Napper shook his head. “Yuh learn something new every day.”

 

The trio trudged in silence back through the reeking passages and up on to the ground floor.

 

“Is the chief in?” Slug asked O’Rawe, who happened to be coming along the main corridor.

 

“He is. Jesus, you look like you’ve seen a ghost,” said O’Rawe, looking at them through the narrow slits of his rogue eyes.

 

“It’s worse, it's as if God has allowed me to see into the very heart of Hell, the….”

 

“It’s as if,” added Pah Wah, “leprous corruption has been given the run of the building and filled the rooms with impenetrable filth and false leads…..”

 

“There’s a mole in the building,” said Slug in a grave tone. “Right here in the Castle.

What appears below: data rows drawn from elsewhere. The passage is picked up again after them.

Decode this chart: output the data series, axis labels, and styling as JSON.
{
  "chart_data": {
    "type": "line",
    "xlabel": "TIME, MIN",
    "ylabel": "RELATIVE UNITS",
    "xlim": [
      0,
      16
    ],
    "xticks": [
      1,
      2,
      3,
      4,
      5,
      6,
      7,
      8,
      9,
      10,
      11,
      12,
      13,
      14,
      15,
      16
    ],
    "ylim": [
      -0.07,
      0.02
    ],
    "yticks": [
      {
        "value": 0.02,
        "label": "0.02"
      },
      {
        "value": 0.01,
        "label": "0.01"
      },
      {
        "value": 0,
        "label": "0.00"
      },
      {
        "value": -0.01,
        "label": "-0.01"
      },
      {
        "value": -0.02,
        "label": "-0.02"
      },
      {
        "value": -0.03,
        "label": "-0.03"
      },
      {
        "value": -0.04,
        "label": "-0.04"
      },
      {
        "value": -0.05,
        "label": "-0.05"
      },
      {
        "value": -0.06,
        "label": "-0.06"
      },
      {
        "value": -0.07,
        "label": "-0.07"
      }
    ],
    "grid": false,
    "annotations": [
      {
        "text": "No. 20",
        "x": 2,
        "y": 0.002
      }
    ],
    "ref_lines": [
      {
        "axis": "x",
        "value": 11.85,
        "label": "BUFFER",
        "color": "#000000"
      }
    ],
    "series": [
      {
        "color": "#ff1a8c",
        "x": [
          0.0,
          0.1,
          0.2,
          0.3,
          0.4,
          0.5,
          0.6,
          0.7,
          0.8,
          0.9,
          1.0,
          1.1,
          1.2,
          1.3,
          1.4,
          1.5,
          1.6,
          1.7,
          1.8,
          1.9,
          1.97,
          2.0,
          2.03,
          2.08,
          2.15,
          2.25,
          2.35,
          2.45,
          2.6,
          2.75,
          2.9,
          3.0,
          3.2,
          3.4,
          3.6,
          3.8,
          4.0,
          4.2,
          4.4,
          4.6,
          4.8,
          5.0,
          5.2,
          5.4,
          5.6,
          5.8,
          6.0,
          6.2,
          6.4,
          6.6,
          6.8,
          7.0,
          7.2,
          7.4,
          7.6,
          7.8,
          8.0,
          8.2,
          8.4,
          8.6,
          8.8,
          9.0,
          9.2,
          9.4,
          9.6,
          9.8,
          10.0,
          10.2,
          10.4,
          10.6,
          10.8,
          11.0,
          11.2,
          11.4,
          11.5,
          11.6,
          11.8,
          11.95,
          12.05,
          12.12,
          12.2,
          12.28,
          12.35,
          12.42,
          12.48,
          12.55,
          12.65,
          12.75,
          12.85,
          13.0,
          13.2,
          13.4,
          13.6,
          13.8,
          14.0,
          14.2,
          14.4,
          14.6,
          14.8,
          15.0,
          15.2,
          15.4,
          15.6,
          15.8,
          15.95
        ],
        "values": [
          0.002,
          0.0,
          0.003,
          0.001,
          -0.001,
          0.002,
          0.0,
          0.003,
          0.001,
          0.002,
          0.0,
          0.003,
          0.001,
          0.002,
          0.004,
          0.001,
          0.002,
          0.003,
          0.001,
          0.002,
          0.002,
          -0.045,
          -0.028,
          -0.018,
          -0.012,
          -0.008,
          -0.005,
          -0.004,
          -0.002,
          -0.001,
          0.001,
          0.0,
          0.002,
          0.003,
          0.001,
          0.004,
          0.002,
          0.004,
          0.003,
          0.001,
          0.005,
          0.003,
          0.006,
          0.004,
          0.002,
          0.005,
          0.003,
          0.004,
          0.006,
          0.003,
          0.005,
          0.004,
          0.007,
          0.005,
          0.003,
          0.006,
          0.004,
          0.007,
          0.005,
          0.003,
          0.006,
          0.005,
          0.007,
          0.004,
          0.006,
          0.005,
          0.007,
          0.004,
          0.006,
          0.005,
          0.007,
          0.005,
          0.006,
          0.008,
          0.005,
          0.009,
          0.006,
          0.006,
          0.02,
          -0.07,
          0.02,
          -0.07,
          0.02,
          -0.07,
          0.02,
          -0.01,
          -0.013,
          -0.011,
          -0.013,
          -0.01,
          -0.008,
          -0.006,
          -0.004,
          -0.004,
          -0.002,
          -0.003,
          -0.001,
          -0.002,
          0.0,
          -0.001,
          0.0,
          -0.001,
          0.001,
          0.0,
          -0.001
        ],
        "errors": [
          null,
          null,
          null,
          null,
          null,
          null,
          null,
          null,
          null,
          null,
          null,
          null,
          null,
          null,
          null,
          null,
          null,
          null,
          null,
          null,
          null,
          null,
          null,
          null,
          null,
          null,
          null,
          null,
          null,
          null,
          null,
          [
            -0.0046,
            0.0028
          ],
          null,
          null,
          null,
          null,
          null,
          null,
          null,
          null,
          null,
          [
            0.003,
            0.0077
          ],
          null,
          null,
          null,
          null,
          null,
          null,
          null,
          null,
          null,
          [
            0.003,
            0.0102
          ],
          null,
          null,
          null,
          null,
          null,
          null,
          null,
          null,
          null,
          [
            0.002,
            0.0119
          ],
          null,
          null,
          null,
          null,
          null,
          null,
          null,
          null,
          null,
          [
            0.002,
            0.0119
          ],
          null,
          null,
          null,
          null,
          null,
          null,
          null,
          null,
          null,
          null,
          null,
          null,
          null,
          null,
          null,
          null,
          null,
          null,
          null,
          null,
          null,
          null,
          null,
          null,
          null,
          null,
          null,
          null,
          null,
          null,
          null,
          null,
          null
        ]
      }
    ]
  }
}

I need to tell McMahon. Some fucken mole’s been and removed names from the master copy.”

 

“Some A. Like Ahern or…..” suggested Napper. “Some arsehole,” ventured Pah Wah.

 

O’Rawe stared at him.

 

“And a B and a C that I know of,” added the Slug.

 

“I best be off,” said Napper, making himself scarce. He had no intention of getting himself involved in any such unholy mystery.